What I asked them...

A week ago, we did one of our first M&A diligence calls.

Today, I’ll continue bringing you along with my process.

We probably won't do this deal, and I'm limited in what I can say, but I walked away feeling very excited about getting in the M&A game.

After 15+ years of being an entrepreneur and operator, I understand business and people very deeply.

At the same time, once upon a time I was an associate at Goldman Sachs, analyzing and investing in businesses.

As we went through the call, both personalities jumped out, and I was able to ask a ton of questions and dig into the heart of the business.

I'm sure I'm still a C- at it, but it felt like something I could become great at and would enjoy!

I asked a host of questions (Published for your benefit below!) and I texted friends to already start diligencing it DURING the call. I think I can win this game!

This business was crazy. In a niche, with a terrible website, and no one has heard of it. Yet, it was making $300k in PROFIT per MONTH.

It hit me.

The one thing about running Ampush for 10 years was that I had to focus only on my business.

IT happened that I had lots of clients in lots of different verticals, so I still got to learn about other companies, but all my strategizing was about Ampush.

In the world of M&A, there are thousands of people building thousands of businesses. It's fun and interesting to see what others have cooked up!

This hit me on the call.

The hardest part of a studio or a HoldCo is finding great people!

As we were meeting with this company, it struck me that buying and growing this company wouldn't be EASIER than starting a business, but it would be more CONSTRAINED.

See, when you start a company, there's a completely blank page. It takes a very unique energy to figure out what to do and how to do it.

But when you buy a business, it has a business model, customer type, team… there's just more structure and, I think, less risk.

I'd be more inclined to hire a young star to run it because the steps are more obvious/clear.

My goal was to understand what the business did, its unit economics, how its customer relationships worked, competitors, how important its product is to its customers, why they were selling, and a bunch of other areas.

[We started by telling our story + M&A experience.]

“That's kind of the quick context on our side. I would love to hear a little bit about your story.”

“Tell us what the company does.”

“Why did you buy this company?”

“Are your competitors [list of companies we know]?”

“What are your customers’ other options?”

“Is there a demo we can use or a sandbox instance we can use?”

“You’re a software company, but much of the work you do for your top 13 clients is custom, right?”

“Can you share a reference client with us?”

“3 or 4 of your clients seem to represent 60% of your revenue.”

“Do your customers have annual agreements?”

“Where can I find your MRR per client?”

“Why are your customers paying you instead of building this themselves?

“How do you charge for the custom work you do for clients?”

“Walk me through your pricing.”

“Tell me about your variable costs.”

“How does your offshore team work, and what’s your arrangement with them?”

“What do you [the owner] spend your time on?”

“What does the organization look like?”

“I see sales in February and April.
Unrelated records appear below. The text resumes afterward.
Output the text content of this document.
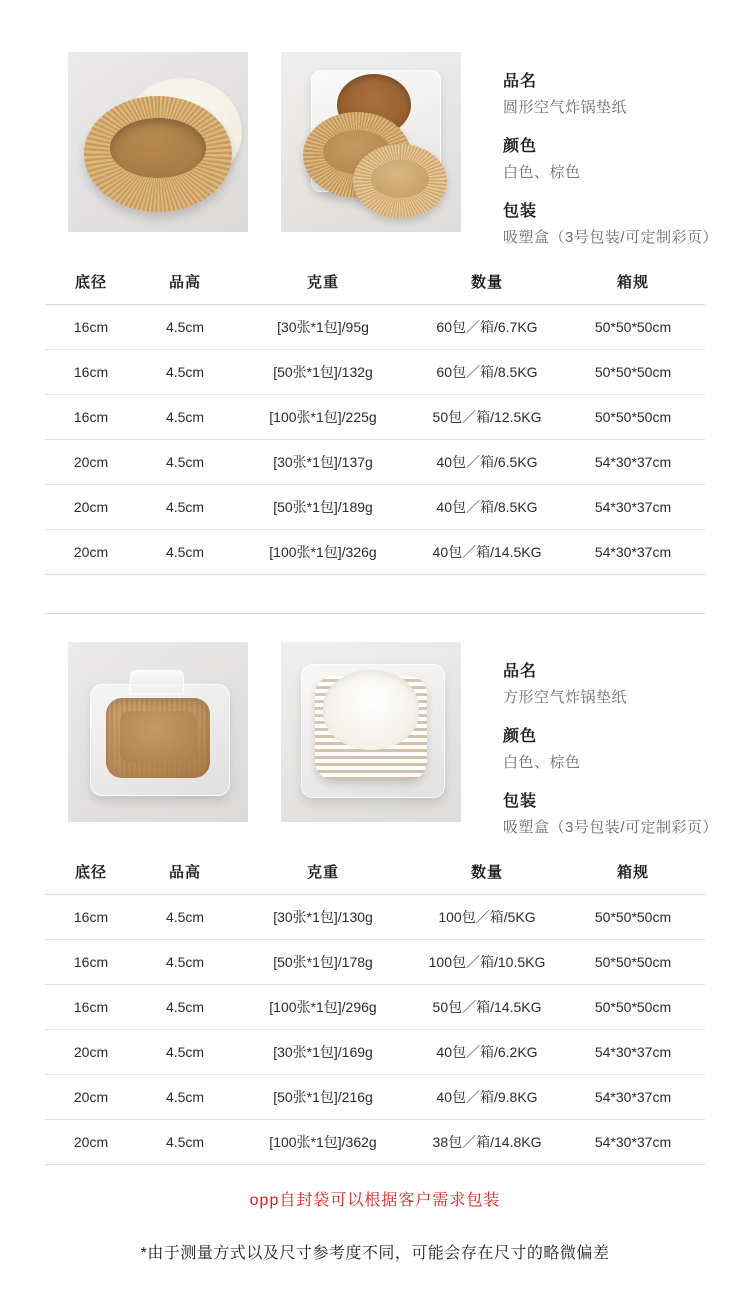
品名
圆形空气炸锅垫纸
颜色
白色、棕色
包装
吸塑盒（3号包装/可定制彩页）
底径	品高	克重	数量	箱规
16cm	4.5cm	[30张*1包]/95g	60包／箱/6.7KG	50*50*50cm
16cm	4.5cm	[50张*1包]/132g	60包／箱/8.5KG	50*50*50cm
16cm	4.5cm	[100张*1包]/225g	50包／箱/12.5KG	50*50*50cm
20cm	4.5cm	[30张*1包]/137g	40包／箱/6.5KG	54*30*37cm
20cm	4.5cm	[50张*1包]/189g	40包／箱/8.5KG	54*30*37cm
20cm	4.5cm	[100张*1包]/326g	40包／箱/14.5KG	54*30*37cm
品名
方形空气炸锅垫纸
颜色
白色、棕色
包装
吸塑盒（3号包装/可定制彩页）
底径	品高	克重	数量	箱规
16cm	4.5cm	[30张*1包]/130g	100包／箱/5KG	50*50*50cm
16cm	4.5cm	[50张*1包]/178g	100包／箱/10.5KG	50*50*50cm
16cm	4.5cm	[100张*1包]/296g	50包／箱/14.5KG	50*50*50cm
20cm	4.5cm	[30张*1包]/169g	40包／箱/6.2KG	54*30*37cm
20cm	4.5cm	[50张*1包]/216g	40包／箱/9.8KG	54*30*37cm
20cm	4.5cm	[100张*1包]/362g	38包／箱/14.8KG	54*30*37cm
opp自封袋可以根据客户需求包装
*由于测量方式以及尺寸参考度不同，可能会存在尺寸的略微偏差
Who closed those? The founder?”

“How did your year-over-year revenue grow so much?”

“Would it be fair to say that they essentially doubled the core biz from a year ago and then they added two big whales?”

“How much of the business is like them doing spammy shit that's not, strictly speaking, legal?”

“It sounds like you guys are moving quickly on this. What does the timeline look like?”

“Are you interested at all in any tail or continuing as an equity holder?”

What questions did I forget to ask?  Let's learn together!